[lbo-talk] Continuing China fever

Marvin Gandall marvgandall at rogers.com
Mon Aug 9 15:37:16 PDT 2004


----- Original Message ----- From: <uvj at vsnl.com> To: "lbo" <lbo-talk at lbo-talk.org> Sent: Monday, August 09, 2004 12:48 PM Subject: Re: [lbo-talk] Continuing China fever


> Marvin Gandall wrote:
>
> >But the parallel
> > rapid development of the Chinese domestic market lends support to the
view
> > that if the 19th century belonged to Britain and the 20th century to
theUS,
> > the 21st may well belong to China.
>
> The question is whether China can be regarded as an independent/sovereign
> nation. Moreover, China is not even a liberal democracy. It's hard to see
how China can dominate the world, if the Chinese state can not hegemonise the Chinese society.
>
> Ulhas

------------------------------------------

Why would you question whether China is an independent state? Because of the extent of foreign direct investment? Autonomy pressures from the coastal provinces? By these criteria, China is certainly as independent as the US was in the 19th century, when the latter imported much of its capital and technology from Britain, and where freedom from federal intervention was jealously guarded to the point of civil war. In fact, I think it would be generally accepted that the power of the Chinese government to regulate the private sector and "hegemonize" the regions and popular institutions is still much greater than what existed in the US in the period of its rapid industrialization, and even since.

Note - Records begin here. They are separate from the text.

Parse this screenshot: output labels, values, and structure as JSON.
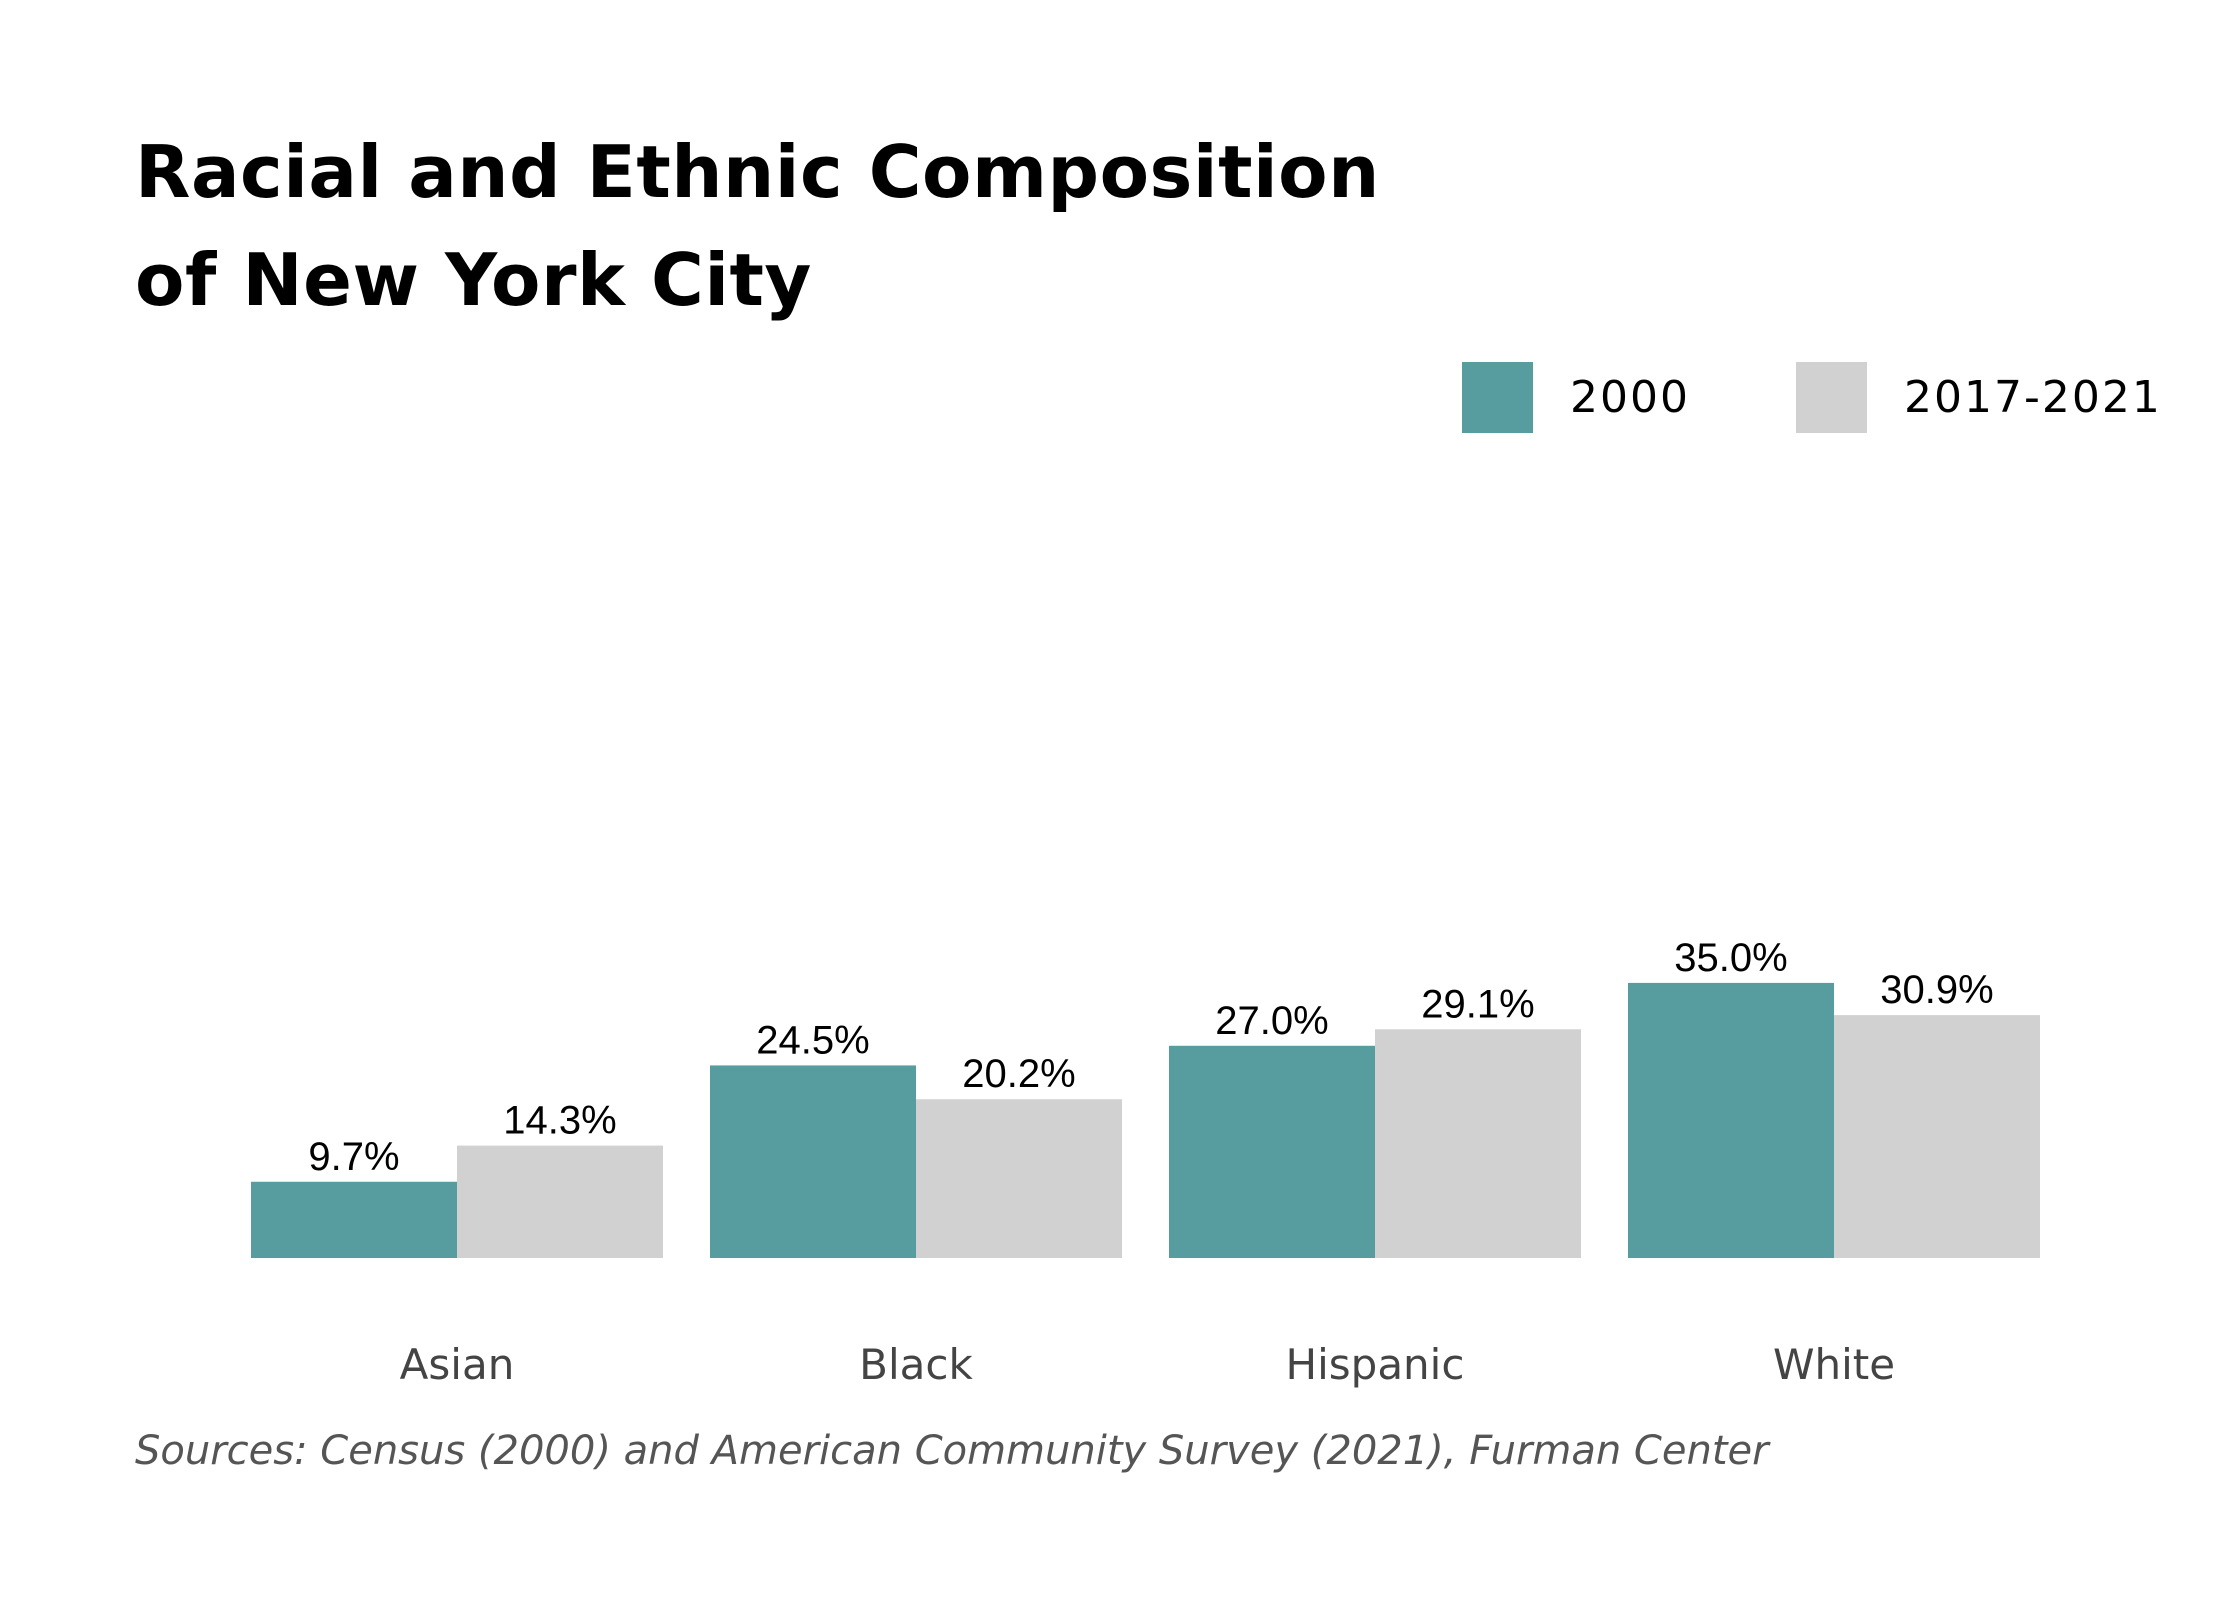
{
  "colors": {
    "series_2000": "#579c9e",
    "series_2017_2021": "#d1d1d1",
    "value_text": "#000000",
    "category_text": "#444444",
    "source_text": "#555555"
  },
  "chart_data": {
    "type": "bar",
    "title_lines": [
      "Racial and Ethnic Composition",
      "of New York City"
    ],
    "categories": [
      "Asian",
      "Black",
      "Hispanic",
      "White"
    ],
    "series": [
      {
        "name": "2000",
        "values": [
          9.7,
          24.5,
          27.0,
          35.0
        ],
        "labels": [
          "9.7%",
          "24.5%",
          "27.0%",
          "35.0%"
        ]
      },
      {
        "name": "2017-2021",
        "values": [
          14.3,
          20.2,
          29.1,
          30.9
        ],
        "labels": [
          "14.3%",
          "20.2%",
          "29.1%",
          "30.9%"
        ]
      }
    ],
    "ylim": [
      0,
      100
    ],
    "grid": false,
    "legend": "top-right",
    "source": "Sources: Census (2000) and American Community Survey (2021), Furman Center"
  }
}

So it is not, as you say, a liberal democracy, but not everyone is in agreement that economic progress is only possible under this form of government. If the historic pattern holds, I think China could develop into a mature bourgeois democracy when a mass independent trade union movement forms, likely out of an economic downturn. Independent trade unions engage in political action to win and defend their right to organize and bargain, either on their own behalf as social democratic and labour parties, or as an adjunct of a bourgeois-led reformist party as in the US. In the absence of this kind of worker-based party, there is currently no alternative for the emerging capitalist class in China to gain political influence except through the CCP, and the one-party state remains entrenched.

Anyway, this is just speculation, based on the development of mass-based liberal democracy in the West. I'm no China expert, although at least in relation to your point about it not being a sovereign nation, I don't think you have to be one. But maybe I've misunderstood what you were driving at.